我认为与下面的FASTP处理过程（input）有关：

process FASTP {
	maxForks 3
	debug true
    input:
    path(reads_tumor)  //val outdir  //不适用于 path (outdir) // 传递多个读取 - 用于肿瘤和正常
    path(reads_normal)  //val outdir  //不适用于 path (outdir)
	val (sample_name)
	output:
	tuple val(sample_name), path("${sample_id_tumor}_trim_{1,2}.fq.gz"), emit: reads_tumor
	path("${sample_id_tumor}.fastp.json"), emit: json_tumor
	path("${sample_id_tumor}.fastp.html"), emit: html_tumor
	
	tuple val(sample_id_normal), path("${sample_id_normal}_trim_{1,2}.fq.gz"), emit: reads_normal
	path("${sample_id_normal}.fastp.json"), emit: json_normal
	path("${sample_id_normal}.fastp.html"), emit: html_normal
	
    script:
	def (r1_normal, r2_normal) = reads_normal
	def (r1_tumor, r2_tumor)=reads_tumor
    """
    
    ml fastp
    fastp  --in1 "${r1_normal}" --in2 "${r2_normal}" -q 20  -u 20 -l 40 --detect_adapter_for_pe --out1 "${sample_id_normal}_trim_1.fq.gz" --out2 "${sample_id_normal}_trim_2.fq.gz" --json "${sample_id_normal}.fastp.json" --html "${sample_id_normal}.fastp.html" --thread 12 
    
    fastp  --in1 "${r1_tumor}" --in2 "${r2_tumor}" -q 20  -u 20 -l 40 --detect_adapter_for_pe --out1 "${sample_id_tumor}_trim_1.fq.gz" --out2 "${sample_id_tumor}_trim_2.fq.gz" --json "${sample_id_tumor}.fastp.json" --html "${sample_id_tumor}.fastp.html" --thread 12
    echo "Exiting fastp"
     
       """
}

我不知道如何解决这个错误。我多次检查了是否多次包含了FASTP处理过程，但没有问题。我删除了包含和FASTP调用过程，但它们仍然不起作用。因此，我无法弄清楚出了什么问题。

英文:

For a nextflow pipeline I'd like to read in a CSV file with five columns:

sample1,path/normal_R1.fastq,path/normal_R2.fastq,path/tumor_R1.fastq,path/tumor_R2.fastq
sample2,path/normal_R1.fastq,path/normal_R2.fastq,path/tumor_R1.fastq,path/tumor_R2.fastq

I read in the file, create a linkedHashMap. For each element I'd like to run few processes. The processes has been working fine without CSV iteration, as they were provided by a channel of tumor files and a channel of normal files.

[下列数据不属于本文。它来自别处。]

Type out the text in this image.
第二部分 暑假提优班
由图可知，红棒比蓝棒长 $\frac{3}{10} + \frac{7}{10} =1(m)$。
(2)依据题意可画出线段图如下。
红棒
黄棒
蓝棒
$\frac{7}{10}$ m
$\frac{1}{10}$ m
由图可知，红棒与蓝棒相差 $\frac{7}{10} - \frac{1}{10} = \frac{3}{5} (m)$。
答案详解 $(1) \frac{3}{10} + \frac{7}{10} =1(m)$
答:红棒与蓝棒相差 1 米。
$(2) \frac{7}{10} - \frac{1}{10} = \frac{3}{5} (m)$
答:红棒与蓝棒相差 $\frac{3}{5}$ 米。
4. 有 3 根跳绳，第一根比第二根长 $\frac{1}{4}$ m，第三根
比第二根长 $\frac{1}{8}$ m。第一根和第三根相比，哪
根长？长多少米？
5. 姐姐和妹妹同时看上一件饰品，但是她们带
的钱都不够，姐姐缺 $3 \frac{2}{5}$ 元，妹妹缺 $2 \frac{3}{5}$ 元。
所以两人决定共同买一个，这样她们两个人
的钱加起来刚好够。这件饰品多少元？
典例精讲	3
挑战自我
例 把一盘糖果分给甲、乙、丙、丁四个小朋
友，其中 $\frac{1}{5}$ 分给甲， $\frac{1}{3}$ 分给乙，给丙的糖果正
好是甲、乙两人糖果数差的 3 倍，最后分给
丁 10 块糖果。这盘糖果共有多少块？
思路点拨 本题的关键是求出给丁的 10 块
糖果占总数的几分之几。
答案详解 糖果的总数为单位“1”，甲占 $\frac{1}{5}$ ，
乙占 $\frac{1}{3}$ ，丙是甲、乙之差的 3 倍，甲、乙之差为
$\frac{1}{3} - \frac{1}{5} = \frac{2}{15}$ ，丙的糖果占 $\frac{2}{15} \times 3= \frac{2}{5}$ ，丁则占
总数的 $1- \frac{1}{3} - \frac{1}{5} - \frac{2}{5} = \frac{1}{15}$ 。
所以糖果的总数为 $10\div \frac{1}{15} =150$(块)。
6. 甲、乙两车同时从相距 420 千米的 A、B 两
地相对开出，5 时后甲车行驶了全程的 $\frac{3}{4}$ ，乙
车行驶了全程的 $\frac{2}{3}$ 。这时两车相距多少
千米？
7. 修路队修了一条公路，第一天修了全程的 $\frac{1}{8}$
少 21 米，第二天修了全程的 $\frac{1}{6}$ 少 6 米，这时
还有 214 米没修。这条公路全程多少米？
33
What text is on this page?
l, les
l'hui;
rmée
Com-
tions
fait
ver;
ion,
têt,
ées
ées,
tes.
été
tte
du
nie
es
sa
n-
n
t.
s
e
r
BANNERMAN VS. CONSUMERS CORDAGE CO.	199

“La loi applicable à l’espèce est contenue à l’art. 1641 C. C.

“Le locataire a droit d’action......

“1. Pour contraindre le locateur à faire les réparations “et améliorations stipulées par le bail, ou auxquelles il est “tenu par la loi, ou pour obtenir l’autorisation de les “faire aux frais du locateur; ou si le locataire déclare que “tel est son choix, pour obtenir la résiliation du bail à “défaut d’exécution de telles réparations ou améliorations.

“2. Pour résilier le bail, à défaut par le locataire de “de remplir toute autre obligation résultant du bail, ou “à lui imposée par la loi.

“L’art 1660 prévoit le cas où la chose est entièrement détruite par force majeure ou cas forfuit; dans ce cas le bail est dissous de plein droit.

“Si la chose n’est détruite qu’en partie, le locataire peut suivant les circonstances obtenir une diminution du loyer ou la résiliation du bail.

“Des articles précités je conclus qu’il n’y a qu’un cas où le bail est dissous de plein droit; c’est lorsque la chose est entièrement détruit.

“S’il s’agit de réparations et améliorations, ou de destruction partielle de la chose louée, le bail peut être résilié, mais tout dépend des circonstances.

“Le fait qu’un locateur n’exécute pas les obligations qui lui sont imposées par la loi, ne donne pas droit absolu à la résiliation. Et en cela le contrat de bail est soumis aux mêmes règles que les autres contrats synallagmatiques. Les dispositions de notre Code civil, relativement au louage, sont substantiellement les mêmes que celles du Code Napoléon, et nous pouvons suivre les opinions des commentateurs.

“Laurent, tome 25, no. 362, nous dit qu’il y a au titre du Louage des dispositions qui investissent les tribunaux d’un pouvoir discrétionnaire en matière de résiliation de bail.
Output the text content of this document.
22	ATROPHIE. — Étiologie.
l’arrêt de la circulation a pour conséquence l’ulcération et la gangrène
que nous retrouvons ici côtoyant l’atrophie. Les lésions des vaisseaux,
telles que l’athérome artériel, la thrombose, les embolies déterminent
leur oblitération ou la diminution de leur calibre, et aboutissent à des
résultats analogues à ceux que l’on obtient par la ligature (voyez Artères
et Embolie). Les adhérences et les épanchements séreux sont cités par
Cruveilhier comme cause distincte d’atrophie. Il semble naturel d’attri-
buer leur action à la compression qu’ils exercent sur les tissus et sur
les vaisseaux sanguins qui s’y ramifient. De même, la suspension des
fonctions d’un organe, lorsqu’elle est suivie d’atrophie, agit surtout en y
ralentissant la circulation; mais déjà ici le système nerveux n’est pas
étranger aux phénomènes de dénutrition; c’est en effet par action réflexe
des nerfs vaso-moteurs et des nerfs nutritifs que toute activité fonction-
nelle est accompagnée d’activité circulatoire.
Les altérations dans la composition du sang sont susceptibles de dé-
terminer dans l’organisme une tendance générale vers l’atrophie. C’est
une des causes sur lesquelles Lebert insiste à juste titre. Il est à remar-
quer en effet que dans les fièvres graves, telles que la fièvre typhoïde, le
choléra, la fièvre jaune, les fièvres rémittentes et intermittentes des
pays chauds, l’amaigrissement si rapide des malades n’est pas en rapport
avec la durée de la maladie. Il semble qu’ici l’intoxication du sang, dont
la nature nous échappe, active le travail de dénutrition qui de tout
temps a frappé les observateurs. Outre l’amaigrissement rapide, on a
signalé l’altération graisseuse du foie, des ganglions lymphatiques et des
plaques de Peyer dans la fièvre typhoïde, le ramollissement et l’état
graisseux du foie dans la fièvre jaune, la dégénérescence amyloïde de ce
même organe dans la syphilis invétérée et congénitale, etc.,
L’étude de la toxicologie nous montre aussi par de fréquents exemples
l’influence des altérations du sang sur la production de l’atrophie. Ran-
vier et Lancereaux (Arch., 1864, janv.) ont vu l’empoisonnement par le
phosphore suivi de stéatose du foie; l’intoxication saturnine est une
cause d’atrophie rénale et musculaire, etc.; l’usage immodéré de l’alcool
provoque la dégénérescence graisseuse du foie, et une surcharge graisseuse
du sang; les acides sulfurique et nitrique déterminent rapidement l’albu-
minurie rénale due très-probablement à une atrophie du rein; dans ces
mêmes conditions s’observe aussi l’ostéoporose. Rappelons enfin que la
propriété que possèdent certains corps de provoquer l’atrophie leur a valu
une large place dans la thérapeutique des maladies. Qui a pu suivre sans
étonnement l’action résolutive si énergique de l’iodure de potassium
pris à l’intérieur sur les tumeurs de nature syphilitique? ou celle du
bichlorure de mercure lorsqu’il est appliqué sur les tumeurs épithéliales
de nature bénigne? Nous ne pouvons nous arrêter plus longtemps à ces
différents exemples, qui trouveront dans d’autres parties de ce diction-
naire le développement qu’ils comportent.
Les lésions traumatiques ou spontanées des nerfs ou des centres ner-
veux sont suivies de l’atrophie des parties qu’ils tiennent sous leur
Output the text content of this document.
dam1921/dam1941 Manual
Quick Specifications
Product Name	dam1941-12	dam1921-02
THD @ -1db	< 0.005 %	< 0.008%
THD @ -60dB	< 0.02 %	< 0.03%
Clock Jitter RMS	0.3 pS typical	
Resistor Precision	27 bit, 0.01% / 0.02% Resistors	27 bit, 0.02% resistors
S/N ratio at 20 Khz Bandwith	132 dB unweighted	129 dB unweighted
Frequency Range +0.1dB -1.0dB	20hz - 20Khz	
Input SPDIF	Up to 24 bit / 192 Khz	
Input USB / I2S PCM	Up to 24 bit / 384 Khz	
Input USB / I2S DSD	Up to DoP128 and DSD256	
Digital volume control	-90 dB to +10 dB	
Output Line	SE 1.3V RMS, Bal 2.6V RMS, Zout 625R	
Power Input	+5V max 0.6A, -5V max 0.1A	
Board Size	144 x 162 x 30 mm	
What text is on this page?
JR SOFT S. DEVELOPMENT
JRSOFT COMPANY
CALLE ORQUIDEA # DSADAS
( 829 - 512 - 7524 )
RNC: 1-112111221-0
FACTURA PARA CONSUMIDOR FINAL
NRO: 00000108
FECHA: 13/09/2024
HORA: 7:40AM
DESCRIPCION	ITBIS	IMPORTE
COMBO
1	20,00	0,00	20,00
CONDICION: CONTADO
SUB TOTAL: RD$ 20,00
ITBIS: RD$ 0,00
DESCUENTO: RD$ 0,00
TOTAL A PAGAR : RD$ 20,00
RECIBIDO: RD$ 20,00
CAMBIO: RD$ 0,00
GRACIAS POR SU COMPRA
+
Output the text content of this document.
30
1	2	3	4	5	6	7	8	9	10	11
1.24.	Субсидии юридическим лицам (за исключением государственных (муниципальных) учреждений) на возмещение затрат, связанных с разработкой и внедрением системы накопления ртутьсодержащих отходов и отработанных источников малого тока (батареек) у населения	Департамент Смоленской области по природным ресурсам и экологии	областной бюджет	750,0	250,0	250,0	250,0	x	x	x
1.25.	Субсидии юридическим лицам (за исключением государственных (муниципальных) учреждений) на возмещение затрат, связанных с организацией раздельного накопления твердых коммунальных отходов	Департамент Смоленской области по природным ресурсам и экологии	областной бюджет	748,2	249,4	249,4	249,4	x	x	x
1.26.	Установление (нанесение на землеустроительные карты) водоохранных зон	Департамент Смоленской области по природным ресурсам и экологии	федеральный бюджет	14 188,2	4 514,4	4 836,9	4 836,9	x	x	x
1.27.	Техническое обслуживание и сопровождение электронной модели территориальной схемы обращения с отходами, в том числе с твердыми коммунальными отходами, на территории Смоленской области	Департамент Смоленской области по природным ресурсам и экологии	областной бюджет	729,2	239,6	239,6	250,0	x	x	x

When I edit the code with a CSV, I get error as:

> Process 'FASTP' has been already used -- If you need to reuse the same
> component, include it with a different name or include it in a
> different workflow context

Below is the code:

include { FASTP} from &#39;./fastp_process.nf&#39;
include {bwa_index} from &#39;./index_process.nf&#39;
include { align_bwa_mem} from &#39;./bwamem_process_already_index.nf&#39;
include { gatk_markduplicates} from &#39;./gatk_markduplicates_process.nf&#39;
include {setupnmdtags} from &#39;./setupnmdtags_process.nf&#39;
include { recalibrate_bam } from &#39;./recalibratebam_process.nf&#39;
include { applybqsr } from &#39;./applybqsr_process.nf&#39;
include { mutect2 } from &#39;./mutect2_process.nf&#39;
include { lancet } from &#39;./lancet_process.nf&#39;
include { manta } from &#39;./manta_process.nf&#39;
include { strelka } from &#39;./strelka_process.nf&#39;
include { gatk_merge_vcfs } from  &#39;./gatk_merge_vcfs.nf&#39;
workflow {
def csvFile = file(&quot;input_nextflow_files.csv&quot;)
def csvLines = csvFile.text.readLines()
def sampleMap = csvLines.collectEntries { line -&gt;
def lineCols = line.split(&#39;,&#39;)
if (lineCols.size() &gt;= 5) {
def sampleName = lineCols[0]
def normalR1 = file(lineCols[1])
def normalR2 = file(lineCols[2])
def tumorR1 = file(lineCols[3])
def tumorR2 = file(lineCols[4])
[(sampleName): [tuple(normalR1, normalR2), tuple(tumorR1, tumorR2)]]
} else {
return [:]
}
}
sampleMap.each { sampleName, pairList -&gt;
def normalPair = pairList[0]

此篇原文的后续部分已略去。